Part of V’s compensation plan, as with just about all other Frenchmen, is about 20 “ticket restaurant” each month. I think the original intention for the tickets, valued at €8.95 each in our region of Brittany, was to pay for lunch in the middle of the workday. I believe that in more expensive regions, such as the city of Paris, the tickets are worth around €11.
But you can use them at almost any restaurant, for lunch or dinner, every day except Sunday. Importantly for me, in my new role as a French quasi-housewife, you can also use two at a time at the grocery store to pay for perishable goods.
And thus my €26.12 bill at the grocery store yesterday was reduced to just €8.26. Groceries in France are generally cheaper than in America – for instance, just 48¢ for a can of chickpeas! – but my food stamps, as I like to call them, serve to bring the cost down even further.
What am I cooking lately, you may ask? I’ve been cooking up a storm, as it turns out.
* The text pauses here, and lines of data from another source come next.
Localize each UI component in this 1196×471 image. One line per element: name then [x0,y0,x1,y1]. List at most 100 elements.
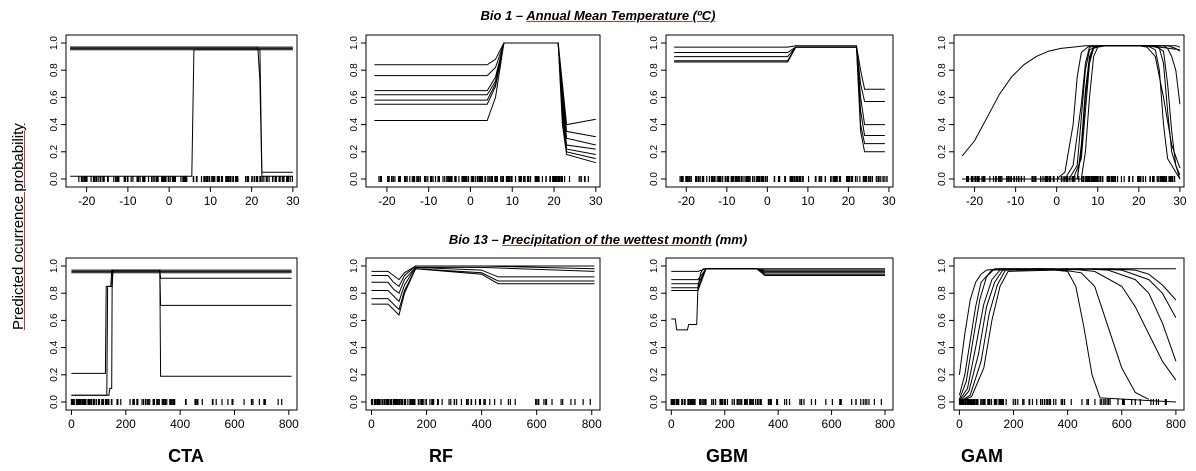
series-line [958,268,1150,400]
series-line [374,42,596,146]
y-tick-label: 0.4 [937,340,948,354]
series-line [962,45,1181,180]
plot-frame [365,34,601,188]
y-tick-label: 0.0 [649,395,660,409]
x-tick-label: 30 [882,194,896,208]
panel-cta-bio13: 0.0 0.2 0.4 0.6 0.8 1.0 0 200 400 600 800 [49,257,299,431]
panel-gam-bio13: 0.0 0.2 0.4 0.6 0.8 1.0 0 200 400 600 800 [937,257,1186,431]
y-tick-label: 1.0 [349,259,360,273]
x-tick-label: 0 [1053,194,1060,208]
y-tick-label: 0.8 [349,286,360,300]
y-tick-label: 0.2 [349,144,360,158]
y-tick-label: 0.0 [49,172,60,186]
series-line [958,268,1176,403]
model-label-cta: CTA [168,446,204,466]
x-tick-label: -10 [718,194,736,208]
x-tick-label: 0 [368,417,375,431]
y-tick-label: 0.2 [649,144,660,158]
panel-rf-bio13: 0.0 0.2 0.4 0.6 0.8 1.0 0 200 400 600 800 [349,257,602,431]
x-tick-label: 20 [245,194,259,208]
x-tick-label: 800 [1166,417,1186,431]
x-tick-label: 20 [547,194,561,208]
series-line [959,268,1177,403]
x-tick-label: 0 [956,417,963,431]
x-tick-label: 800 [279,417,299,431]
y-tick-label: 0.6 [49,313,60,327]
y-tick-label: 1.0 [49,36,60,50]
series-line [674,46,885,102]
y-tick-label: 0.8 [937,286,948,300]
y-tick-label: 0.6 [937,90,948,104]
y-tick-label: 0.4 [349,340,360,354]
series-line [374,42,596,164]
x-tick-label: 200 [715,417,735,431]
y-tick-label: 1.0 [649,259,660,273]
series-line [70,46,293,177]
x-tick-label: 30 [1173,194,1187,208]
x-tick-label: 600 [224,417,244,431]
x-tick-label: 200 [417,417,437,431]
x-tick-label: -20 [378,194,396,208]
model-label-gam: GAM [961,446,1003,466]
y-tick-label: 0.0 [49,395,60,409]
y-tick-label: 0.0 [649,172,660,186]
x-tick-label: -10 [420,194,438,208]
series-line [71,269,292,396]
series-line [674,45,885,90]
x-tick-label: 400 [1058,417,1078,431]
y-tick-label: 0.6 [49,90,60,104]
y-tick-label: 0.4 [937,117,948,131]
plot-frame [65,34,298,188]
y-tick-label: 0.2 [937,144,948,158]
row-title-bio1-underlined: Annual Mean Temperature (ºC) [526,8,716,23]
x-tick-label: 0 [764,194,771,208]
series-line [959,268,1177,403]
x-tick-label: 0 [166,194,173,208]
y-tick-label: 0.2 [937,367,948,381]
y-tick-label: 0.2 [649,367,660,381]
y-tick-label: 0.2 [49,144,60,158]
y-tick-label: 0.0 [937,172,948,186]
plot-frame [953,34,1185,188]
row-title-bio13-underlined: Precipitation of the wettest month [502,232,712,247]
series-line [962,45,1181,180]
panel-rf-bio1: 0.0 0.2 0.4 0.6 0.8 1.0 -20 -10 0 10 20 30 [349,34,603,208]
y-tick-label: 1.0 [649,36,660,50]
x-tick-label: 400 [768,417,788,431]
panel-gbm-bio1: 0.0 0.2 0.4 0.6 0.8 1.0 -20 -10 0 10 20 30 [649,34,896,208]
x-tick-label: 800 [582,417,602,431]
x-tick-label: 0 [68,417,75,431]
row-title-bio1: Bio 1 – Annual Mean Temperature (ºC) [0,8,1196,23]
x-tick-label: 800 [875,417,895,431]
x-tick-label: 0 [668,417,675,431]
y-tick-label: 0.8 [937,63,948,77]
y-tick-label: 0.2 [349,367,360,381]
model-label-gbm: GBM [706,446,748,466]
y-tick-label: 0.8 [49,63,60,77]
series-line [674,46,885,136]
plot-frame [953,257,1185,411]
y-tick-label: 0.8 [649,63,660,77]
series-line [959,268,1177,403]
x-tick-label: -20 [678,194,696,208]
series-line [671,268,885,331]
x-tick-label: 600 [822,417,842,431]
y-tick-label: 0.6 [937,313,948,327]
x-tick-label: 200 [1004,417,1024,431]
x-tick-label: 30 [286,194,300,208]
y-tick-label: 0.8 [49,286,60,300]
series-line [674,46,885,153]
series-line [70,49,293,177]
row-title-bio1-prefix: Bio 1 – [480,8,527,23]
x-tick-label: -20 [78,194,96,208]
x-tick-label: 20 [1132,194,1146,208]
x-tick-label: -10 [1007,194,1025,208]
x-tick-label: 400 [472,417,492,431]
series-line [962,45,1181,180]
x-tick-label: 20 [842,194,856,208]
y-tick-label: 0.4 [349,117,360,131]
series-line [962,45,1181,180]
panel-gam-bio1: 0.0 0.2 0.4 0.6 0.8 1.0 -20 -10 0 10 20 30 [937,34,1187,208]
Salmon with swiss chard served over soba noodles (needed a special trip to the Asian grocery for that one). Adapted from this Mark Bittman recipe.
Curried chicken, cauliflower, and chickpeas (smelled so good I didn’t get a chance to snap a photo). Despite being a one-pot meal it was kind of a pain to make. Only slightly adapted from another Mark Bittman recipe.
Quiche with gorgonzola and apple. Adapted so thoroughly that we’ll call it “inspired by” a Dorie Greenspan recipe, in a cookbook appropriately named “Around My French Table”. I love the availability of good pâte brisée (tart dough) in French markets!
And lastly, chickpeas, spinach, veggies, and couscous served with a fried egg and harissa yogurt, adapted from a Joanne Chang recipe (would have followed it more to the letter but I was constrained by French vegetable availability). I highly recommend this recipe but if you make it, cut the amount of harissa by at least half. At half dose, it was almost more spicy than my adventurous palate can handle.